BSI hat recht: Unsichere Solar-Steuerungen nicht akzeptabel!

Könnte uns die chinesische Regierung den Strom abschalten? Was nach dem Plot einer Netflix-Serie klingt, ist nicht so weit von der Realität entfernt, wie Sie vielleicht hoffen!


Stromnetz stabilisieren: Herausforderungen und gesetzliche Vorgaben

Die Stabilisierung unseres Stromnetzes wird mit dem zunehmenden Einsatz erneuerbarer Energien immer komplexer. Erneuerbare Quellen wie Solar- und Windkraft erzeugen Energie in unregelmäßigen, wetterabhängigen Mustern, was die Netzbetreiber vor erhebliche Herausforderungen stellt. Es ist entscheidend, eine stabile Stromversorgung zu gewährleisten, um Ausfälle und großflächige Blackouts zu vermeiden. Trotz des Ausbaus erneuerbarer Energien haben wir in Deutschland eines der stabilsten Stromnetze der Welt, wie uns der World Energy Trilemma Index regelmäßig bestätigt.

Die Netzbetreiber integrieren weiterhin stabilisierende Mechanismen und nehmen die Herausforderung an. Hier kommt die fortschreitende Digitalisierung ins Spiel: Mit intelligenten Messsystemen, optimierten Steuerungsmöglichkeiten und  Regelmechanismen (Algorithmen) konnten bisher kritische Situationen entschärft werden. Dies ist ein Beleg dafür, dass sich unsere digital gestützte Infrastruktur in der Praxis bewährt.

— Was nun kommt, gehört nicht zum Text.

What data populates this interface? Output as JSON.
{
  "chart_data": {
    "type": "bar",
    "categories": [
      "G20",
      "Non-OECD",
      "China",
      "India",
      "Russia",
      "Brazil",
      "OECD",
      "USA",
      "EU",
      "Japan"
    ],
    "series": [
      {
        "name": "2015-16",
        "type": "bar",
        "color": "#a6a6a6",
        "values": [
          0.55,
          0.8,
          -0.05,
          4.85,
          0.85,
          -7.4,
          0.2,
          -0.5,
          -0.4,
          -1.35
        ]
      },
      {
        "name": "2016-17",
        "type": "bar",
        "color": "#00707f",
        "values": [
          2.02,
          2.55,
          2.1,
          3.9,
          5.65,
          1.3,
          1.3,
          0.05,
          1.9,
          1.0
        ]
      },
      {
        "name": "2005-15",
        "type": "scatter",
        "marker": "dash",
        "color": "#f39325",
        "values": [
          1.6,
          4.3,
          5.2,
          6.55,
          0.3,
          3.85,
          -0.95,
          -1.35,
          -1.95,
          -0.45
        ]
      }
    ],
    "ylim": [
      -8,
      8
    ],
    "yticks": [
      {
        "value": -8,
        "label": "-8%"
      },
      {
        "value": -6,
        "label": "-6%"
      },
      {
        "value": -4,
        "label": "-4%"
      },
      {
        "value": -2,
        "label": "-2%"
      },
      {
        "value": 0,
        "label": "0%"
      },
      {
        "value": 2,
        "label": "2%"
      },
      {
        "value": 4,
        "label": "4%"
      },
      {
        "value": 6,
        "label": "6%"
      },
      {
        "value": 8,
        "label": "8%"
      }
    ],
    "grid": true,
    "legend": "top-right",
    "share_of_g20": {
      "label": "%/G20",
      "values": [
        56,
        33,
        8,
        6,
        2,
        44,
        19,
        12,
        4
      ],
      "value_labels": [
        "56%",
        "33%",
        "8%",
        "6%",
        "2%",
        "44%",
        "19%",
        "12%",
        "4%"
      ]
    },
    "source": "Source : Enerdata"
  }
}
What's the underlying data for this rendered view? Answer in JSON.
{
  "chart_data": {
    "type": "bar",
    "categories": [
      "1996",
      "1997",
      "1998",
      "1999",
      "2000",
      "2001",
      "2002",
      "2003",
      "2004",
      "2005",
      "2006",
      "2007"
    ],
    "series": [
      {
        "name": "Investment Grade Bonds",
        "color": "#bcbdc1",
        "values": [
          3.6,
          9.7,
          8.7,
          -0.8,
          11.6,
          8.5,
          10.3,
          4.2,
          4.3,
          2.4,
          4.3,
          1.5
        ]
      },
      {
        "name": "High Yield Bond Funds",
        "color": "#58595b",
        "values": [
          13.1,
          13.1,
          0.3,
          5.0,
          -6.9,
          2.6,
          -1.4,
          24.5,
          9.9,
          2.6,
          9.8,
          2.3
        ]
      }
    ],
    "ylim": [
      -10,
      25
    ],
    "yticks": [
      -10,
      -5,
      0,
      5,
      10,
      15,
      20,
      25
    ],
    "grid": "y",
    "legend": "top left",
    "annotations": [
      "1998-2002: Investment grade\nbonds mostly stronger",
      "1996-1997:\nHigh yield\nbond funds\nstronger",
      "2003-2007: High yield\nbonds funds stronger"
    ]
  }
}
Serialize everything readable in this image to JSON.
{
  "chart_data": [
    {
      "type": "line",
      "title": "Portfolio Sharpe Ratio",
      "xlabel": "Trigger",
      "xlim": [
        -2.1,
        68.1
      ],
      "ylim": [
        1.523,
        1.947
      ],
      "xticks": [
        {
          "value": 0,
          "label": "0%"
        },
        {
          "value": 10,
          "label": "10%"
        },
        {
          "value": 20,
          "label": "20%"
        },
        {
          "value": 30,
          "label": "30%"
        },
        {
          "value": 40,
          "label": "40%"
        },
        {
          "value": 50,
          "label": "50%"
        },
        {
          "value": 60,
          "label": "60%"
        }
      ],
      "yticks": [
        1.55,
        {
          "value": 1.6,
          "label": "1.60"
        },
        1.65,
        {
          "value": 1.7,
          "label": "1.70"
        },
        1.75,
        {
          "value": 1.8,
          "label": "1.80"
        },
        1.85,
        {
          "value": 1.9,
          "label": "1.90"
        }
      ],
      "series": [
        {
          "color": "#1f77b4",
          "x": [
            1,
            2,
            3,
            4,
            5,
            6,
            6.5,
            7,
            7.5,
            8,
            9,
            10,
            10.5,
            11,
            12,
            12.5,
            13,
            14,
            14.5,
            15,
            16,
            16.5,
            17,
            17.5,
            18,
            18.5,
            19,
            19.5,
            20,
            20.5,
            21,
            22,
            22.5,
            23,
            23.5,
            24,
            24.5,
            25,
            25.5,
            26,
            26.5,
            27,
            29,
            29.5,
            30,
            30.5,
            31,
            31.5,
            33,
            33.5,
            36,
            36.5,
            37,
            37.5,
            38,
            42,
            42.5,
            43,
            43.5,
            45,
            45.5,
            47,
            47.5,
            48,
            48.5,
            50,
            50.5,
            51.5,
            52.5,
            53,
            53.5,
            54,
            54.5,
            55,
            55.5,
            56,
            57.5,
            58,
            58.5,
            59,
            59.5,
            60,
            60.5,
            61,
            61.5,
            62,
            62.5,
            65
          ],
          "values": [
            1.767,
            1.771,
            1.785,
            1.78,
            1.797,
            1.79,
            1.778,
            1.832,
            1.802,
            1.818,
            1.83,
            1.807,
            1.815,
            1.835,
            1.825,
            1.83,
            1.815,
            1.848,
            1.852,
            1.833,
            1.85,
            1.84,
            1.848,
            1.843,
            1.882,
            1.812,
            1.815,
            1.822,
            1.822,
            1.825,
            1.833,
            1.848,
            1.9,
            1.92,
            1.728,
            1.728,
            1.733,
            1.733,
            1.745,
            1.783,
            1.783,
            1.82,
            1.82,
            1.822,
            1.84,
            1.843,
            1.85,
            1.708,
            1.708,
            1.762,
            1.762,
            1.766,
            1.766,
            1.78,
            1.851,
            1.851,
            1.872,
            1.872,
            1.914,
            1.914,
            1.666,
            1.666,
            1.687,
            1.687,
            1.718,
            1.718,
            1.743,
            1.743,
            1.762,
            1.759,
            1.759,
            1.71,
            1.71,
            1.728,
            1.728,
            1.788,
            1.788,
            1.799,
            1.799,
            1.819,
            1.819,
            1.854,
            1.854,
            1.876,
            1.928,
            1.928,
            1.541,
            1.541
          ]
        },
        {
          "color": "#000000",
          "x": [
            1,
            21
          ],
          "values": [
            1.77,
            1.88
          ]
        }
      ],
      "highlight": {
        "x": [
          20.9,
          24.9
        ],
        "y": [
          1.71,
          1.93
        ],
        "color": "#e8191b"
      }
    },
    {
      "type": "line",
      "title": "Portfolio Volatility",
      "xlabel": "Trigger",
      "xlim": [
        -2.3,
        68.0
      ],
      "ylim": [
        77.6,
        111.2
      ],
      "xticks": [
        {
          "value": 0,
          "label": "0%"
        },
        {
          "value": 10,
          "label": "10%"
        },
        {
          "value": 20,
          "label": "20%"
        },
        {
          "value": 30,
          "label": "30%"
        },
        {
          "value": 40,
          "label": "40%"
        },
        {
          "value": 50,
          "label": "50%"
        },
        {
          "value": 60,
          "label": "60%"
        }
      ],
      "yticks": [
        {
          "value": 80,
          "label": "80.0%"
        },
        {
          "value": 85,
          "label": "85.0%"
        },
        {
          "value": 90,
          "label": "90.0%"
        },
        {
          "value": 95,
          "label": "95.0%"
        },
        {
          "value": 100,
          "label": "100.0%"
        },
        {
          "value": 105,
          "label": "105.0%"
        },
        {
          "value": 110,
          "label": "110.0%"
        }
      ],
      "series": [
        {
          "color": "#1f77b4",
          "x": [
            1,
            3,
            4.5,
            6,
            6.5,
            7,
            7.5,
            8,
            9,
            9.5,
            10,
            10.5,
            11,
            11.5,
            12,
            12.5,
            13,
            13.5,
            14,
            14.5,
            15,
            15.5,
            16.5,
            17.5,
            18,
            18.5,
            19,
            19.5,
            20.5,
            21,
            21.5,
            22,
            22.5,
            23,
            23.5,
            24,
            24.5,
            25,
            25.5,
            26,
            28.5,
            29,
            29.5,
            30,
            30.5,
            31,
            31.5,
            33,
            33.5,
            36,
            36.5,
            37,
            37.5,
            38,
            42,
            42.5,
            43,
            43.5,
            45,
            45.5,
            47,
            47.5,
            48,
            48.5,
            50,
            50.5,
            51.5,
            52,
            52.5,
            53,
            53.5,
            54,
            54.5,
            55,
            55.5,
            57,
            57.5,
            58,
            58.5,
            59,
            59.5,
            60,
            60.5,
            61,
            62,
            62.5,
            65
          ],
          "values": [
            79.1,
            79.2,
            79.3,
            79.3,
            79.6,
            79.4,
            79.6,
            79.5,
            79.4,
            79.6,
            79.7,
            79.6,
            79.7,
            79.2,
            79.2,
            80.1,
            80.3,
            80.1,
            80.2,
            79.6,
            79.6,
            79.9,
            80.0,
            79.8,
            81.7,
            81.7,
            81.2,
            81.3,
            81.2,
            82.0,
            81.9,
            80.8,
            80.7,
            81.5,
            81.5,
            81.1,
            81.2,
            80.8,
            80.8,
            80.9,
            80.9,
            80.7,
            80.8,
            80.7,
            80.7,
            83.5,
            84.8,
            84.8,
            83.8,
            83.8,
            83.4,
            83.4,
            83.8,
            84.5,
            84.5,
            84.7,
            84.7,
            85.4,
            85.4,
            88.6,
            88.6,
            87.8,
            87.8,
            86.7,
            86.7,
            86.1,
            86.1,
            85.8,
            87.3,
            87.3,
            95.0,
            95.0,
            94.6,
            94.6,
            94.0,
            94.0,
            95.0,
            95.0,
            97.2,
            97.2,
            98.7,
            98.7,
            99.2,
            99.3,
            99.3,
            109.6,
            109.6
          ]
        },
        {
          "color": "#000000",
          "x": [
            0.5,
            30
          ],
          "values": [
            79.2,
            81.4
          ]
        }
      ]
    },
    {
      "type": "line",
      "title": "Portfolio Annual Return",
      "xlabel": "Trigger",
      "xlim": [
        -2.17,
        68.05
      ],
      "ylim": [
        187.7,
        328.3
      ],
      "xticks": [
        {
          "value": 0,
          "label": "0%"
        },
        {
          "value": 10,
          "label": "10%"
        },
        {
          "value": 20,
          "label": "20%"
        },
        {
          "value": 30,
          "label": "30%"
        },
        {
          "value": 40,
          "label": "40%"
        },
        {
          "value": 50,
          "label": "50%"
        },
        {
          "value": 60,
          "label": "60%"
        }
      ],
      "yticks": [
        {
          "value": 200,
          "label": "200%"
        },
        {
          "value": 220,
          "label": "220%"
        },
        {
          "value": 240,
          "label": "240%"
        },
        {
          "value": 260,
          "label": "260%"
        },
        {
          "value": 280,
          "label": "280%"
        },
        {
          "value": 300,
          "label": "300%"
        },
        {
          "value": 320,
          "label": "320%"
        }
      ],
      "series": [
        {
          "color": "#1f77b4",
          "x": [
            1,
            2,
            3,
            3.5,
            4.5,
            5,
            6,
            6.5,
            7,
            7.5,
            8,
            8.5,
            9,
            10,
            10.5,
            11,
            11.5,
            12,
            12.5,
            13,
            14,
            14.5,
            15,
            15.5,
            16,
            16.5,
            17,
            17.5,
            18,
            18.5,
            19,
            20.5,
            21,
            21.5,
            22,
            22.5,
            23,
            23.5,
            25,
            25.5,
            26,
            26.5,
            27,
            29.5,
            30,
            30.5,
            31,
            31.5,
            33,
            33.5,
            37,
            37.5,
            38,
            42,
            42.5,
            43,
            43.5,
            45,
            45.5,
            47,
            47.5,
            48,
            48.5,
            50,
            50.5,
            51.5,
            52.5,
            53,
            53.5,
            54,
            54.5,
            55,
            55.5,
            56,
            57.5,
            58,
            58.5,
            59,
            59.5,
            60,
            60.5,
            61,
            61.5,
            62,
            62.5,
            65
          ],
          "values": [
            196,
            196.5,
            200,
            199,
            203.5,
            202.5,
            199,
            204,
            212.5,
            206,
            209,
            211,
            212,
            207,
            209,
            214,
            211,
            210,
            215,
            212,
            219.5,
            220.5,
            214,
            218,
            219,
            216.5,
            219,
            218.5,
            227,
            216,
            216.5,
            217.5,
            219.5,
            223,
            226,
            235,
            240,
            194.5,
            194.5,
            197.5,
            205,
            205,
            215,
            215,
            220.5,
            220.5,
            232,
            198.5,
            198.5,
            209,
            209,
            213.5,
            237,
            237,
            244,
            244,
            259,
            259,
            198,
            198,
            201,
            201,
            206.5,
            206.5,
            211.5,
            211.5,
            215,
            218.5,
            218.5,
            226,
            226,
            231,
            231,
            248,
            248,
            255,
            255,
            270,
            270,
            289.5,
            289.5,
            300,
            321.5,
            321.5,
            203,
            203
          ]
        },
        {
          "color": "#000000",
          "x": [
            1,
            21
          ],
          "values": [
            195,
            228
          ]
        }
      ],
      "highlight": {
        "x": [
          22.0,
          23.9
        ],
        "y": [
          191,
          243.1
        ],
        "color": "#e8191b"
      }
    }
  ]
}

Intelligente Messsysteme: Eckpfeiler der Netzsicherheit

Die Einführung intelligenter Messsysteme (Smart Meter) war nicht ohne Kontroversen. Jahrelange Diskussionen drehten sich um die von der Bundesregierung vorgegebenen hohen Sicherheitsstandards. Zahlreiche Hersteller taten sich schwer, diese Anforderungen zu erfüllen, und der Zertifizierungsprozess zog sich über Jahre hin – einige Unternehmen gaben entnervt auf. Doch das Bundesamt für Sicherheit in der Informationstechnik (BSI) hielt stand: Es blieb trotz erheblichen Gegenwindes bei den strikten Vorgaben und setzte eine Sicherheitsarchitektur durch. Dies ist ein entscheidender Faktor für den (zukünftigen) sicheren Betrieb von steuerbaren Verbrauchern wie Supermarktkühlschränken, Waschmaschinen und Elektroladepunkten.

Die durchgehende Authentisierung und Verschlüsselung, die Schutzmechanismen gegen Manipulation und die einheitlichen Sicherheitsstandards gewährleisten, dass Angriffe auf diese Geräte äußerst aufwendig wären. Dem BSI gebührt hier Anerkennung für die stringente Umsetzung der Vorgaben.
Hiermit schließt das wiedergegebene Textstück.